Me? I’m retired and have $100,000 to invest for an income to sustain me. I can invest that $100,000 in one company, pore over its accounts, watch its director’s every move and snap at their heels if I don’t think I’m getting the return I should be. Of course if it’s a $1billion company my snapping isn’t going to have much effect. And if the Company goes under I’ve lost my retirement savings.
Or I could invest $10,000 in ten companies. I’d have to choose the ten, of course, on the basis of public information and wouldn’t be able to scrutinize them all equally, and my stake would make my snapping at the heels of the directors even less of a consideration. However I have only a 10% chance of a total loss, and a 10% chance of sharing any spectacular success.

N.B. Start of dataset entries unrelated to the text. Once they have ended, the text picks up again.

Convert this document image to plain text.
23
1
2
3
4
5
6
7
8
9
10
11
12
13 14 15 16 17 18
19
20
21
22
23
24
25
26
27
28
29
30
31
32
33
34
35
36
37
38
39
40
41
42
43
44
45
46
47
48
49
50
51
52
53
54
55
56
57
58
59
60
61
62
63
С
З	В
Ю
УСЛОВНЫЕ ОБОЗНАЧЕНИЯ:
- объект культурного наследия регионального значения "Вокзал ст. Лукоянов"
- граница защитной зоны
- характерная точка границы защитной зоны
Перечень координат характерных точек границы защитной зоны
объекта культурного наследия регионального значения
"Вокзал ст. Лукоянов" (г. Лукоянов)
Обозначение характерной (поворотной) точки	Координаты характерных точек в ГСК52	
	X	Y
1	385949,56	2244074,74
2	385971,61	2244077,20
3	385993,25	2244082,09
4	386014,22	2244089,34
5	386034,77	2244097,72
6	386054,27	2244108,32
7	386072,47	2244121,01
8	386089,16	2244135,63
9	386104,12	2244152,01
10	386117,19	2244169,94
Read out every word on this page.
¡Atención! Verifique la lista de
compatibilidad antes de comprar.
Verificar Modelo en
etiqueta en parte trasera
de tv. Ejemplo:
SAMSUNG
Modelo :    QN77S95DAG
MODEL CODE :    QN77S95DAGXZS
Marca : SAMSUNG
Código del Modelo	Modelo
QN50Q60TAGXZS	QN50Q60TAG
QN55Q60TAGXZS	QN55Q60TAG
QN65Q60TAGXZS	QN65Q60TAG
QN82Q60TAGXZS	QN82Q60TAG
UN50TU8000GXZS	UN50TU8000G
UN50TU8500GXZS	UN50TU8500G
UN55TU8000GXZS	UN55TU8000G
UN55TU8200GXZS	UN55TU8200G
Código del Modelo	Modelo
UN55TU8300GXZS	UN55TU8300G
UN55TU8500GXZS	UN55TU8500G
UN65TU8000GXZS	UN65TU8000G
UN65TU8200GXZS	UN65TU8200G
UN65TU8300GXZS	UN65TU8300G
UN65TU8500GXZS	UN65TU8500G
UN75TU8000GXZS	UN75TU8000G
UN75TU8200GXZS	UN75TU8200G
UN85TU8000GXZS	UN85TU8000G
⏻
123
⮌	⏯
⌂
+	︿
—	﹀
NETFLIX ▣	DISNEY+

Or I could put the $100,000 in a managed – or even a passive – fund. There I’d have less than a 1% loss if the Company goes under and a return that should pretty much reflect what the general economy was doing. I’d only get a tiny slice of any spectacular commercial successes, but that’s the consequence of not gambling which is what choosing to invest in one or two companies in fact is.
In short, for someone in retirement, pooled investment makes the best sense. And while I don’t know the actual figures I would be prepared to gamble a small amount that a considerable slice the total amount invested in the stock market is ‘owned’ by the retired, or the sooner or later to be retired.